Younger brother Justin Rehberg, 20, was convicted of inciting racial hatred for the same incident. Justin will be sentenced on Tuesday. Both men are from Avondale, N.S.

The cross reportedly had a noose slung around it.

During the trial, Supreme Court Justice John Murphy said he accepted the Crown's version of the facts.

According to that description, Nathan Rehberg used a lighter to ignite the 2.5-metre wooden cross, which had been doused in an accelerant.

Testimony from Justin Rehberg convinced Murphy of the fact that the cross was built by Nathan, then dragged to the couple's home.

Murphy also accepted the testimony of Howe's 18-year-old daughter Ashley, who told the court she saw the flaming cross and heard someone yelling racist slurs from the darkness.

"The incident engendered fear... and I'm satisfied that (the fear) was reasonable," Murphy said in his ruling at the time.

He said the circumstances "give rise to the inevitable inference that racism was involved."

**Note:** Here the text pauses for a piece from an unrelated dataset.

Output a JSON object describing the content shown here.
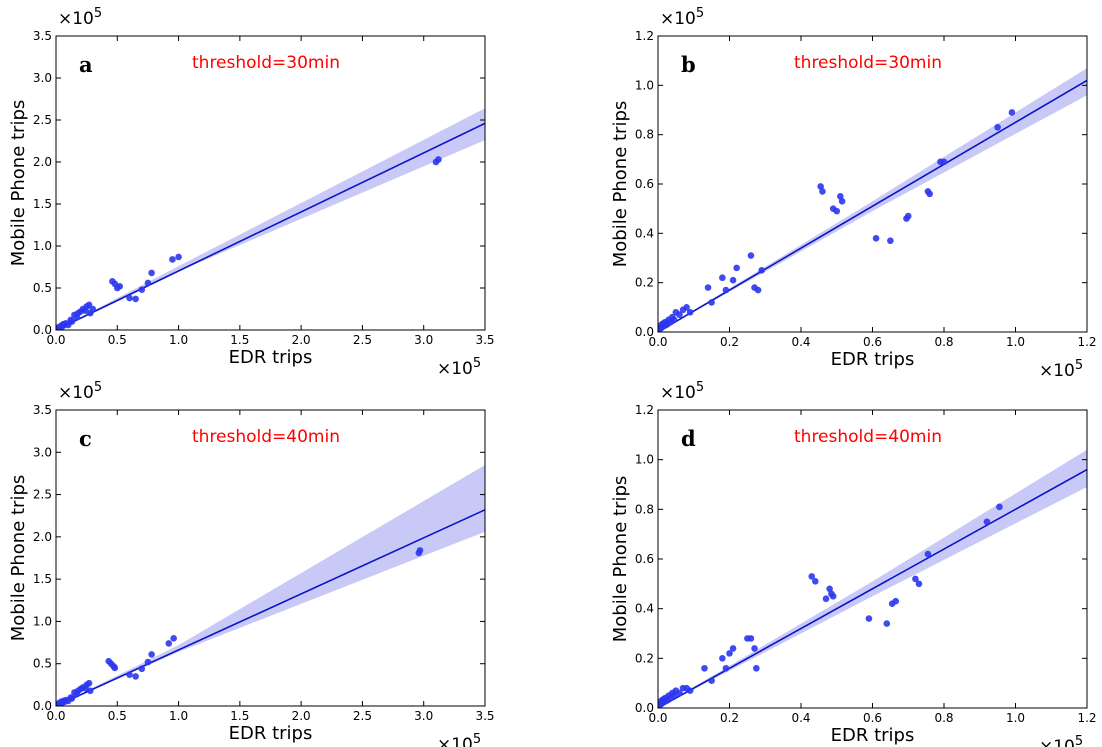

Murphy said the criminal harassment conviction against Nathan Rehberg was also justified, because his actions caused the teen and her parents to be "appalled and terrified."

There were four other children in the house at the time of the incident but Murphy said it wasn't clear whether they were old enough to comprehend what was going on. One of the kids was just two years old.

Nathan Rehberg originally pleaded not guilty to the two charges during his two-day, judge-only trial. He was also charged with uttering threats and mischief, but those charges were later dropped.

After being convicted, Nathan Rehberg had said he planned to "be a man" when dealing with his sentence.

"I'm nervous about what I'm going to get, but whatever it is, I deserve it," Rehberg told reporters outside the court.

"I did the crimes so I got to do the time. It wasn't a racist act, but there was a lot of evidence to make it look like it was. I'm sorry if it was ... I'm going to be a man and face the consequences."

Nathan Rehberg earlier said the decision to build and burn the cross was in retaliation for comments Howe had allegedly made, suggesting the two men had a sexually transmitted disease.

After the incident, Howe and Lyon said they were moving from the area. But an outpouring of public support convinced them to rethink the decision.